Anatomic structures involved in early- and late-stage sacroiliitis in spondylarthritis: A detailed analysis by contrast-enhanced magnetic resonance imaging
Article first published online: 6 MAY 2003
Copyright © 2003 by the American College of Rheumatology
Arthritis & Rheumatism
Volume 48, Issue 5, pages 1374–1384, May 2003
How to Cite
Muche, B., Bollow, M., François, R. J., Sieper, J., Hamm, B. and Braun, J. (2003), Anatomic structures involved in early- and late-stage sacroiliitis in spondylarthritis: A detailed analysis by contrast-enhanced magnetic resonance imaging. Arthritis & Rheumatism, 48: 1374–1384. doi: 10.1002/art.10934
- Issue published online: 6 MAY 2003
- Article first published online: 6 MAY 2003
- Manuscript Accepted: 14 JAN 2003
- Manuscript Received: 30 SEP 2002
To localize inflammatory and chronic changes to defined areas in the sacroiliac joints in patients with early-stage compared with late-stage spondylarthritis (SpA), using magnetic resonance imaging (MRI).
Using MRI, 93 patients with SpA and inflammatory back pain who had radiographs of the sacroiliac joints were examined, comprising 31 patients with ankylosing spondylitis (AS) and 62 with other SpA subsets, including 48 with undifferentiated SpA (uSpA). MRI was performed using T1-weighted, T2*-weighted, STIR, and dynamic contrast–enhanced (gadolinium diethylenetriaminepentaacetic acid) sequences. Two readers retrospectively analyzed the images by differentiating 9 areas of the sacroiliac joints: the ventral and caudal joint capsule, cavum, subchondral bone, bone marrow, ligament entheses, and ligaments; the sacral and iliac sides were tabulated separately.
By MRI, sacroiliitis was more often bilateral in AS (84%) than in uSpA (48%) (P = 0.01). Inflammatory changes were found in a mean ± SD 4.7 ± 2.9 regions/joint, with involvement of 4.5 ± 3.2 regions in early disease versus 5.2 ± 2.3 regions in late disease (P not significant [NS]). Involvement of the iliac side of the sacroiliac joints was found to be more frequent than the sacral side in early disease (58% versus 48%; P < 0.01) as compared with that in late disease (58% versus 63%; P NS). The dorsocaudal parts of the synovial joint and the bone marrow were the most frequently inflamed structures in early disease (P < 0.001 for ventral versus dorsal joint capsule). In contrast, involvement of the entheses was more common in advanced disease (early 43% versus late 86%; P < 0.001). Similarly, the ligaments were more frequently involved in the late stages (early 26% versus late 40%; P = 0.06). Both patterns of bone marrow inflammation (focal and diffuse) were observed in equal frequencies in early and late disease (17% and 42% versus 26% and 43%, respectively; P NS). HLA–B27–positive patients (n = 80) had more entheseal involvement than did HLA–B27–negative patients (n = 13) (60% versus 39%; P = 0.05). HLA–B27–negative patients had a shorter disease duration (2.2 years versus 4.4 years; P = 0.05) and were more often female (62%; P = 0.02). When all pathologic changes were assessed, the STIR sequence (performed in 62 patients) was less sensitive than the contrast-enhanced sequences in that it was not able to show all relevant changes in 27% of these patients (n = 17), failing to reveal inflammation of the cavum in 15 patients and of the bone marrow and joint capsule in 1 patient each.

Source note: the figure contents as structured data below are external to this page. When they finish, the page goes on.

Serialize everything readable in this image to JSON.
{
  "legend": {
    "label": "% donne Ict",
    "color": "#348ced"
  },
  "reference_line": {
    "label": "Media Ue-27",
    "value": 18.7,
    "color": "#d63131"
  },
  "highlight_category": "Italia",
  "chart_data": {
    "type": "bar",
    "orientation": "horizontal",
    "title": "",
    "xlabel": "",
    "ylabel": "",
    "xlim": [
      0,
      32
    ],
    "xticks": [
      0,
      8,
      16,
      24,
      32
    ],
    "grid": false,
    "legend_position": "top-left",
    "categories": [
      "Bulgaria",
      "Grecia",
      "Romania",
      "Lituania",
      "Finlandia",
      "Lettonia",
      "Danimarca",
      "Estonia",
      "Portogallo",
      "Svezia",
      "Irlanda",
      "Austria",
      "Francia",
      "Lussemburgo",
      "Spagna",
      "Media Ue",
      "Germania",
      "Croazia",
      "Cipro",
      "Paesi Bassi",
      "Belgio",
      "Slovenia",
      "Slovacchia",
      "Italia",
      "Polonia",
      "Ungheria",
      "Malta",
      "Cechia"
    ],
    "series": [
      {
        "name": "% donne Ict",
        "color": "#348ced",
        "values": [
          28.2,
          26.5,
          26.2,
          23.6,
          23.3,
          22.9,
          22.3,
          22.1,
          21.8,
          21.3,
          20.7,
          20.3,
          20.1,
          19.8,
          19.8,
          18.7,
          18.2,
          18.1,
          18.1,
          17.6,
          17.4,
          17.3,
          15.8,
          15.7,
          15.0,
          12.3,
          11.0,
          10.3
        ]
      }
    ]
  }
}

As visualized by MRI, sacroiliitis in SpA is characterized by involvement of different joint structures. Whereas the iliac and the sacral side of the sacroiliac joints are almost equally affected, the dorsocaudal synovial part of the joint is involved significantly more often than the ventral part, especially in early disease. Sacroiliac enthesitis is not a special feature of early sacroiliac inflammation.